Blocco porti, Sicilia e Sardegna chiedono aiuto a Roma «Scongiurare che la protesta possa paralizzare le isole»

«Al fine di scongiurare che la protesta, annunciata a oltranza, possa paralizzare i porti delle due isole maggiori con pesantissime ripercussioni sul sistema del trasporto merci del Paese, si chiede all’onorevole ministro un incontro urgente per discutere delle possibili soluzioni alle criticità prospettate dagli autotrasportatori». I governi regionali di Sicilia e Sardegna scrivono alla ministra dei trasporti Paola De Micheli e al viceministro Giancarlo Cancelleri, per provare a scongiurare il blocco dei porti annunciato dalle principali sigle degli autotrasportatori a partire dalla mezzanotte fra il 6 e il 7 gennaio. 

A firmare la lettera sono gli assessori Marco Falcone per la Sicilia e Giorgio Todde per la Sardegna, preoccupati di ritrovarsi, tra quattro giorni, con le merci bloccate in entrata e in uscita, all’inizio di una protesta che non si sa bene che piega possa prendere. Dal ministero fanno sapere che c’è già una data per la convocazione degli attori interessati: armatori, autotrasportatori e Regioni. Si tratta della mattina del 7 gennaio. «Al momento non abbiamo ricevuto una convocazione ufficiale -ribadisce a MeridioNews Giuseppe Richichi, leader dell’Aias, una delle sigle in prima linea, insieme a Trasportounito e Aitras – se arriverà, siamo pronti a revocare la protesta e sederci al tavolo per trovare una soluzione alternativa».

Gli autotrasportatori lamentano l’aumento dei prezzi, in media del 25 per cento, attuato dalle compagnie di navigazione per adeguarsi alle nuove regole per ridurre l’inquinamento marittimo, indicate dall’International Maritime Organization (Imo), istituto delle Nazioni Unite che sovrintende alla navigazione marittima internazionale. Dal 1 gennaio 2020 dovranno ridurre il livello di zolfo nel combustibile, comprando carburanti meno inquinanti o acquistando macchinari in grado di filtrare il carburante tradizionale. 

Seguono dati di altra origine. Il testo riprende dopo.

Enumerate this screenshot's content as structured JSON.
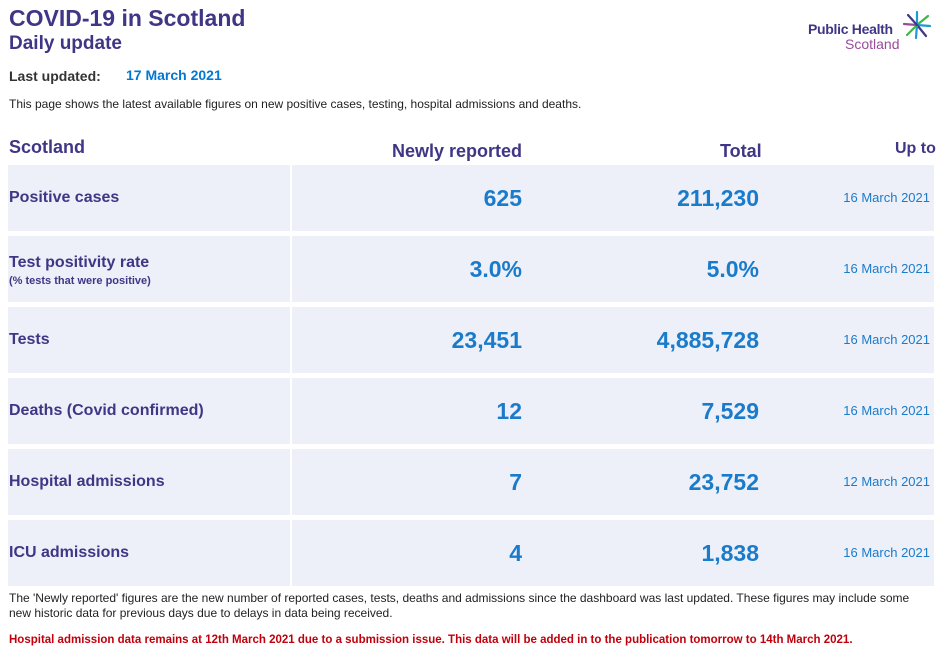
{
  "header": {
    "title": "COVID-19 in Scotland",
    "subtitle": "Daily update",
    "last_updated_label": "Last updated:",
    "last_updated_value": "17 March 2021",
    "intro": "This page shows the latest available figures on new positive cases, testing, hospital admissions and deaths."
  },
  "logo": {
    "line1": "Public Health",
    "line2": "Scotland"
  },
  "table": {
    "col_region": "Scotland",
    "col_new": "Newly reported",
    "col_total": "Total",
    "col_upto": "Up to",
    "rows": [
      {
        "label": "Positive cases",
        "sublabel": "",
        "new": "625",
        "total": "211,230",
        "upto": "16 March 2021"
      },
      {
        "label": "Test positivity rate",
        "sublabel": "(% tests that were positive)",
        "new": "3.0%",
        "total": "5.0%",
        "upto": "16 March 2021"
      },
      {
        "label": "Tests",
        "sublabel": "",
        "new": "23,451",
        "total": "4,885,728",
        "upto": "16 March 2021"
      },
      {
        "label": "Deaths (Covid confirmed)",
        "sublabel": "",
        "new": "12",
        "total": "7,529",
        "upto": "16 March 2021"
      },
      {
        "label": "Hospital admissions",
        "sublabel": "",
        "new": "7",
        "total": "23,752",
        "upto": "12 March 2021"
      },
      {
        "label": "ICU admissions",
        "sublabel": "",
        "new": "4",
        "total": "1,838",
        "upto": "16 March 2021"
      }
    ]
  },
  "footnote": "The 'Newly reported' figures are the new number of reported cases, tests, deaths and admissions since the dashboard was last updated. These figures may include some new historic data for previous days due to delays in data being received.",
  "warning": "Hospital admission data remains at 12th March 2021 due to a submission issue. This data will be added in to the publication tomorrow to 14th March 2021.",
  "colors": {
    "brand_purple": "#3f3685",
    "accent_blue": "#1a7bcb",
    "row_bg": "#edf0f9",
    "warning_red": "#c0000c",
    "logo_magenta": "#9b4a9c"
  }
}
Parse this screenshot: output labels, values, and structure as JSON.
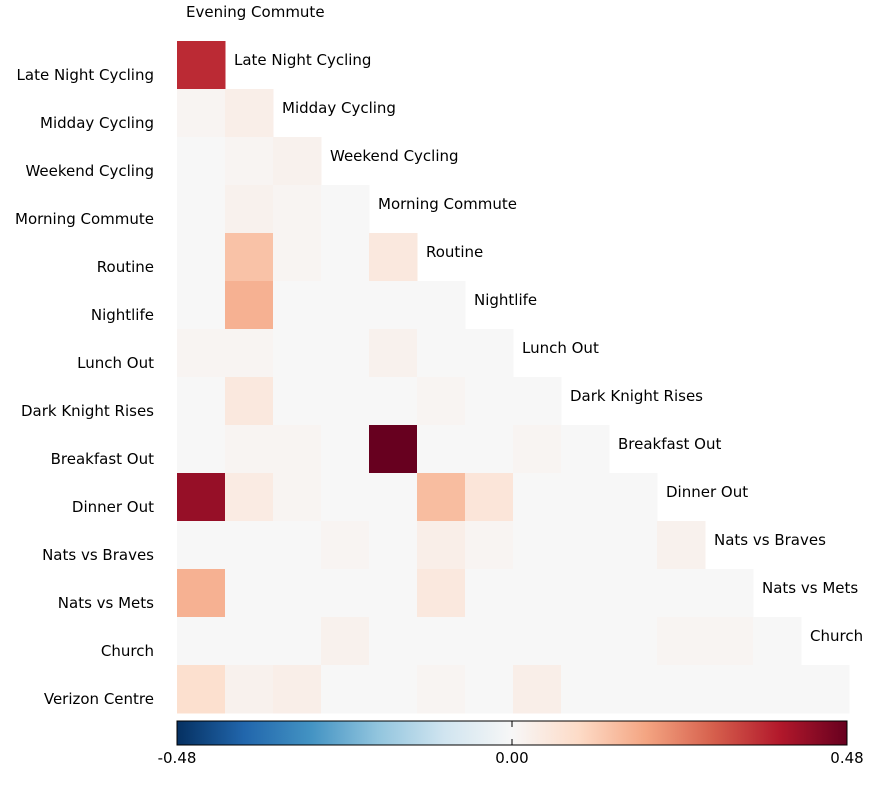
{
  "chart_data": {
    "type": "heatmap",
    "title": "",
    "xlabel": "",
    "ylabel": "",
    "layout": "lower-triangle",
    "column_labels": [
      "Evening Commute",
      "Late Night Cycling",
      "Midday Cycling",
      "Weekend Cycling",
      "Morning Commute",
      "Routine",
      "Nightlife",
      "Lunch Out",
      "Dark Knight Rises",
      "Breakfast Out",
      "Dinner Out",
      "Nats vs Braves",
      "Nats vs Mets",
      "Church"
    ],
    "row_labels": [
      "Late Night Cycling",
      "Midday Cycling",
      "Weekend Cycling",
      "Morning Commute",
      "Routine",
      "Nightlife",
      "Lunch Out",
      "Dark Knight Rises",
      "Breakfast Out",
      "Dinner Out",
      "Nats vs Braves",
      "Nats vs Mets",
      "Church",
      "Verizon Centre"
    ],
    "values": [
      [
        0.36
      ],
      [
        0.01,
        0.03
      ],
      [
        0.0,
        0.01,
        0.02
      ],
      [
        0.0,
        0.02,
        0.01,
        0.0
      ],
      [
        0.0,
        0.14,
        0.01,
        0.0,
        0.05
      ],
      [
        0.0,
        0.17,
        0.0,
        0.0,
        0.0,
        0.0
      ],
      [
        0.01,
        0.01,
        0.0,
        0.0,
        0.02,
        0.0,
        0.0
      ],
      [
        0.0,
        0.05,
        0.0,
        0.0,
        0.0,
        0.01,
        0.0,
        0.0
      ],
      [
        0.0,
        0.01,
        0.01,
        0.0,
        0.48,
        0.0,
        0.0,
        0.01,
        0.0
      ],
      [
        0.42,
        0.04,
        0.01,
        0.0,
        0.0,
        0.15,
        0.06,
        0.0,
        0.0,
        0.0
      ],
      [
        0.0,
        0.0,
        0.0,
        0.01,
        0.0,
        0.03,
        0.01,
        0.0,
        0.0,
        0.0,
        0.02
      ],
      [
        0.17,
        0.0,
        0.0,
        0.0,
        0.0,
        0.05,
        0.0,
        0.0,
        0.0,
        0.0,
        0.0,
        0.0
      ],
      [
        0.0,
        0.0,
        0.0,
        0.02,
        0.0,
        0.0,
        0.0,
        0.0,
        0.0,
        0.0,
        0.01,
        0.01,
        0.0
      ],
      [
        0.08,
        0.02,
        0.03,
        0.0,
        0.0,
        0.01,
        0.0,
        0.03,
        0.0,
        0.0,
        0.0,
        0.0,
        0.0,
        0.0
      ]
    ],
    "colorbar": {
      "colormap": "RdBu_r",
      "range": [
        -0.48,
        0.48
      ],
      "tick_labels": [
        "-0.48",
        "0.00",
        "0.48"
      ]
    }
  }
}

Secondo gli autotrasportatori «è impensabile che questi costi vengano fatti ricadere su di noi». Anche perché l’aumento, per la categoria siciliana, si somma a quello figlio dei pesanti disagi sull’autostrada Palermo-Catania, a causa della pericolosità del viadotto Cannatello in direzione del capoluogo etneo, a cavallo delle province di Caltanissetta e Palermo. Ponte chiuso per quattro chilometri e mezzi pesanti e autobus costretti a uscire a Tremonzelli e rientrare a Enna, salendo sulle strade accidentate delle Madonie. «Allunghiamo il percorso di quasi cento chilometri, due ore in più viste le condizioni del manto stradale, con un aggravio dei costi», sottolinea Richichi.

Da qui la protesta che, stando ai loro annunci, dovrebbe interessare in Sicilia i porti di Messina, Catania, Palermo e Termini Imerese. In Sardegna a Cagliari e Olbia. A meno che al tavolo romano non venga trovata una soluzione.